MEXICO – Owners of two trailer parks in Mexico will have to meet with town officials to clear up outstanding issues before selectmen will vote to OK their license renewals.
Following a lengthy public hearing Wednesday night, the board unanimously OK’d license renewals for the following:
• Steward Young, doing business as Young’s Trailer Park on Backkingdom Road;
• Eugene Waugh, doing business as Waugh’s Trailer Park;
• Brian and Laurie Frost, doing business as Oak Street Mobile Home Park; and
• Nu Realty Inc., doing business as Riverside Mobile Home Park on Route 2.
They tabled to their next meeting discussion on applications for:
• Patrick Jones, doing business as Jones Court Trailer Park at Orchard Street and Chase Avenue; and
• Brandy Pond Development LLC, doing business as Highland Mobile Home Park on Pine Street.
Regarding the Jones park, selectmen weren’t sure what Jones meant when he marked on the application that he has 19 units and 19 proposed units. Code Enforcement Officer Dave Errington said Jones had not gone before planners to get approval for 19 proposed units. He advised the board to get clarification from Jones.
Reached Friday afternoon by phone, Jones said he bought a corner lot that used to be part of the trailer park property and would like to add additional units. However, he said he wouldn’t without first going through Mexico’s planning board process.
Regarding the Highland park, however, selectmen got an earful from fire Chief Gary Wentzell, a few Mexico residents in the audience, and Errington about concerns with several of the park’s 41 trailers.
“There are a lot of problems out there right now,” Errington said.

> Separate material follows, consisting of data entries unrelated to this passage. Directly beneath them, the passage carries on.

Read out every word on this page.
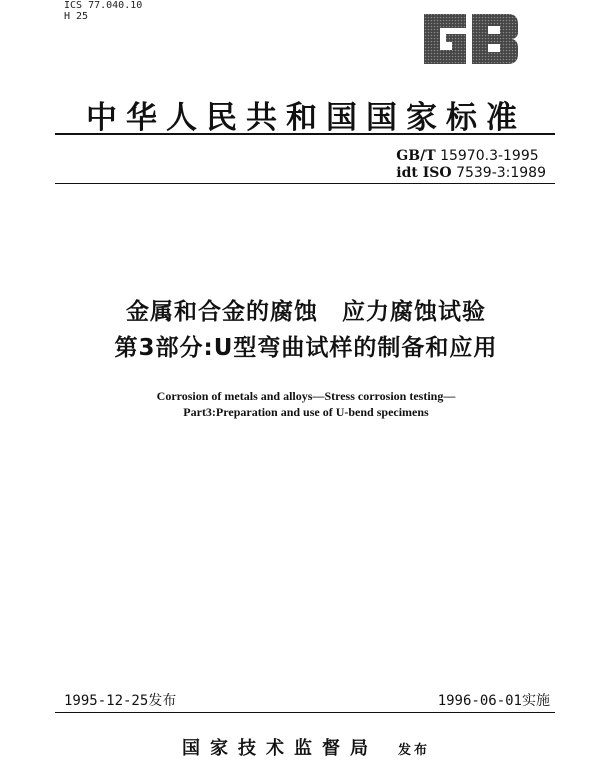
ICS 77.040.10
H 25
中华人民共和国国家标准
GB/T 15970.3-1995
idt ISO 7539-3:1989
金属和合金的腐蚀　应力腐蚀试验
第3部分:U型弯曲试样的制备和应用
Corrosion of metals and alloys—Stress corrosion testing—
Part3:Preparation and use of U-bend specimens
1995-12-25发布	1996-06-01实施
国家技术监督局 发布
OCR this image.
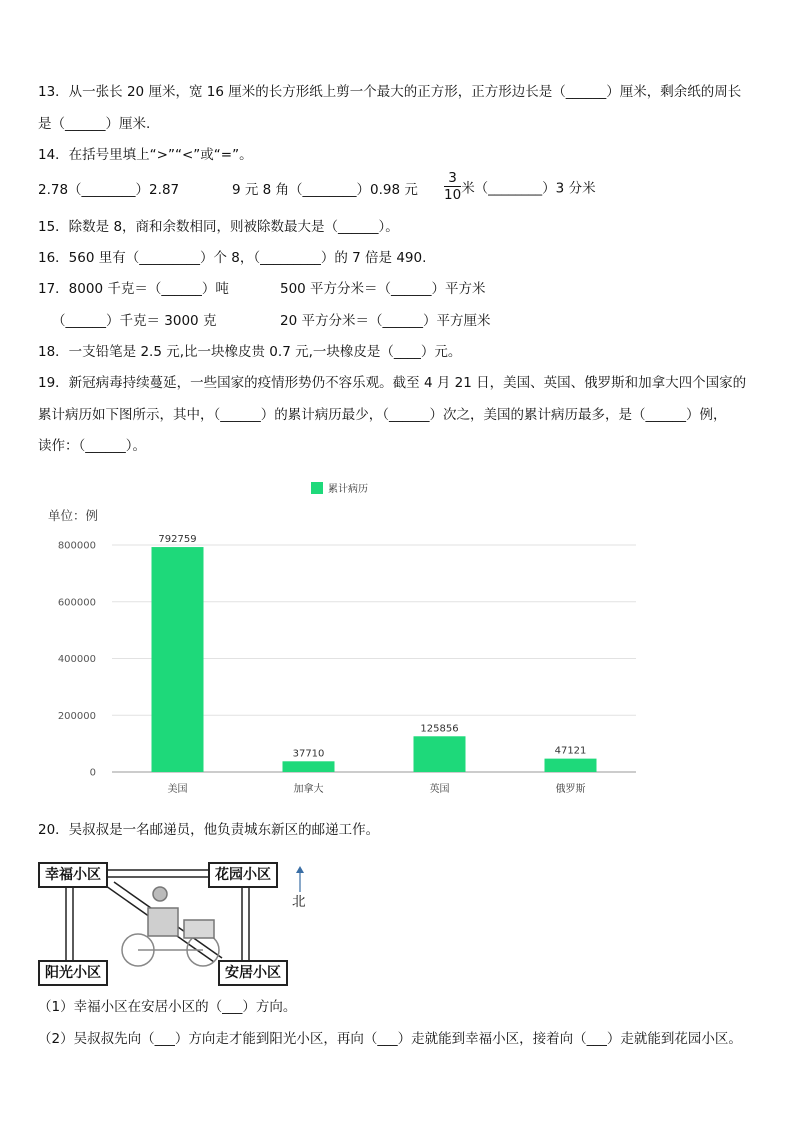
13．从一张长 20 厘米，宽 16 厘米的长方形纸上剪一个最大的正方形，正方形边长是（______）厘米，剩余纸的周长
是（______）厘米.
14．在括号里填上“>”“<”或“=”。
2.78（________）2.87	9 元 8 角（________）0.98 元 $\frac{3}{10}$ 米（________）3 分米
15．除数是 8，商和余数相同，则被除数最大是（______）。
16．560 里有（_________）个 8，（_________）的 7 倍是 490.
17．8000 千克＝（______）吨	500 平方分米＝（______）平方米
（______）千克＝ 3000 克	20 平方分米＝（______）平方厘米
18．一支铅笔是 2.5 元,比一块橡皮贵 0.7 元,一块橡皮是（____）元。
19．新冠病毒持续蔓延，一些国家的疫情形势仍不容乐观。截至 4 月 21 日，美国、英国、俄罗斯和加拿大四个国家的
累计病历如下图所示，其中，（______）的累计病历最少，（______）次之，美国的累计病历最多，是（______）例，
读作：（______）。
累计病历
单位：例
0
200000
400000
600000
800000
792759
美国
37710
加拿大
125856
英国
47121
俄罗斯
20．吴叔叔是一名邮递员，他负责城东新区的邮递工作。
幸福小区	花园小区
阳光小区	安居小区
北
（1）幸福小区在安居小区的（___）方向。
（2）吴叔叔先向（___）方向走才能到阳光小区，再向（___）走就能到幸福小区，接着向（___）走就能到花园小区。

Wentzell said Brandy Pond Development bought the park on March 30, 2007. Then, reading from a list of police responses to the park, he said that from Jan. 1 through June 1, 2007, there were eight complaints. But by year’s-end there were 83, which is 57 more than all of 2006. The complaints range from reported domestic violence to attempted rape.

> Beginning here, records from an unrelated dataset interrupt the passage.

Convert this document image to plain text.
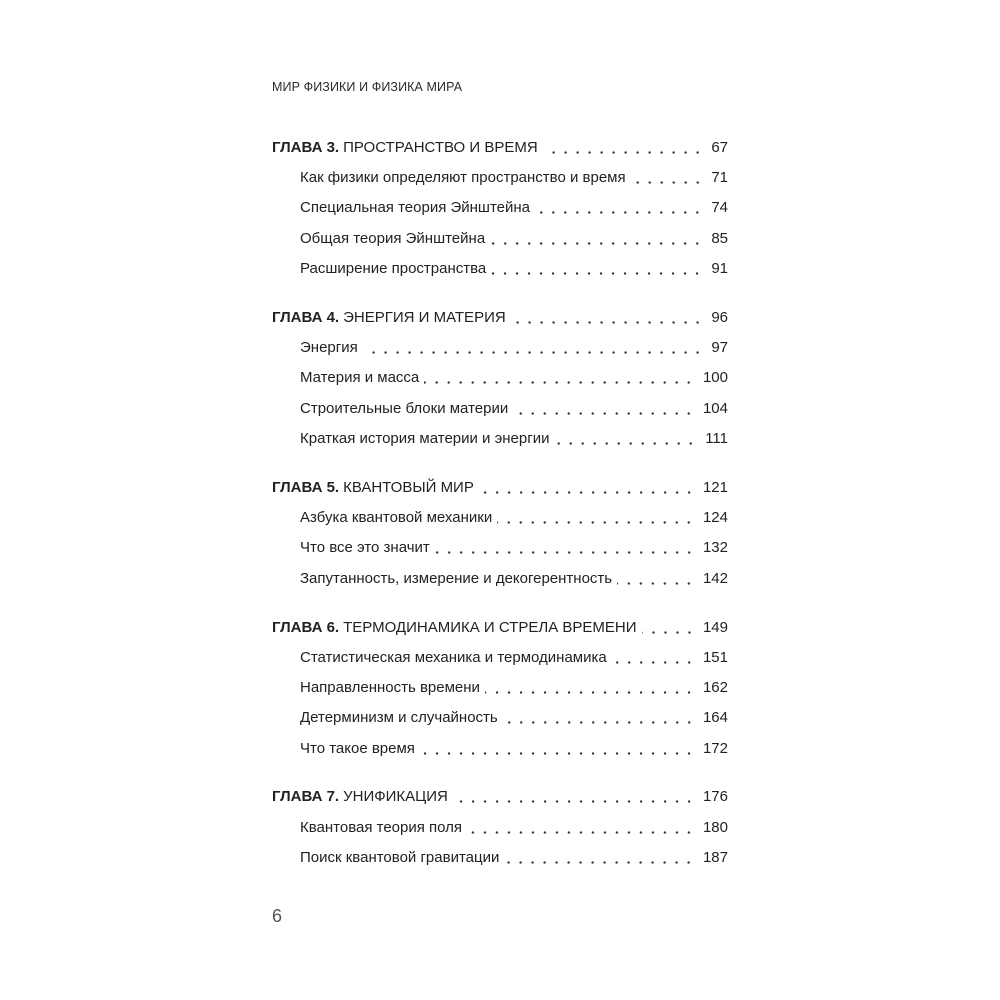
МИР ФИЗИКИ И ФИЗИКА МИРА
ГЛАВА 3. ПРОСТРАНСТВО И ВРЕМЯ	67
Как физики определяют пространство и время	71
Специальная теория Эйнштейна	74
Общая теория Эйнштейна	85
Расширение пространства	91
ГЛАВА 4. ЭНЕРГИЯ И МАТЕРИЯ	96
Энергия	97
Материя и масса	100
Строительные блоки материи	104
Краткая история материи и энергии	111
ГЛАВА 5. КВАНТОВЫЙ МИР	121
Азбука квантовой механики	124
Что все это значит	132
Запутанность, измерение и декогерентность	142
ГЛАВА 6. ТЕРМОДИНАМИКА И СТРЕЛА ВРЕМЕНИ	149
Статистическая механика и термодинамика	151
Направленность времени	162
Детерминизм и случайность	164
Что такое время	172
ГЛАВА 7. УНИФИКАЦИЯ	176
Квантовая теория поля	180
Поиск квантовой гравитации	187
6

“I’ve been there a few times and (tenants) are falling through floors and closets that are all rotted out,” Wentzell said. “They’re leasing trailers with the option to buy, but people can’t afford to buy them, and yet they’re subletting them out.”
Allyn Parker of Livermore, manager for the park, said by phone Friday That the problems involved a single mobile home and a single occupant, and those problems were corrected.
Regarding the police complaints most came from a single tenant who has since left the park, Parker said.
Wentzell said he contacted health officer Louise Arsenault, who examined some of the trailers and gave the owner a deadline to fix the problems.
Parker said he also contacted Arsenault to report the health problems with the home.
“They’re missing smoke detectors. … and there are a lot of code violations. The wiring system in the park won’t handle (the electrical load), so they’re forever blowing panels out. I don’t want to see this renewed with all these issues going on,” Wentzell said.
Parker said the missing smoke detectors were a result of cigarette smokers dismantling the devices because they frequently went off when occupants were smoking.
Regarding the high frequency of police complaints, Parker said the majority of complaints came from one tenant who was feuding with a neighbor. He resolved that problem.
“We’ve gotten rid of her,” he said of the person who was evicted.
Neither the owner nor manager of the Highland park was at Wednesday night’s meeting.
Without naming him, Wentzell said Parker contacted him by phone recently and said all of the problems would be corrected.
Even though it’s the occupants responsibility to maintain the trailers they are buying or have bought, “We’ve gone back a number of times and fixed problems,” Parker said Friday.
Town Manager John Madigan advised selectmen that they needed to beef up the town’s ordinances to properly and legally deal with problems involving trailer parks.
“I’ve got issues, too,” Madigan said. “Since they’ve taken over, they’ve been renting to a lot of people who have no jobs. … They’re overcharging for a trailer. In Oxford County, rent for a two-bedroom place is $430 a month, but they’re charging $550 a month and the people are expected to pay for their own oil, propane and electricity. … It’s quite an operation and traditionally, not what these trailer parks have done.”
“I’d like to see it put on hold until they clean it up,” Wentzell said of the license renewal.
Madigan said the town can’t arbitrarily deny issuing a license without rock-solid grounds. He advised the board to table the matter until selectmen could meet with owners of the parks in two weeks. Selectmen unanimously agreed.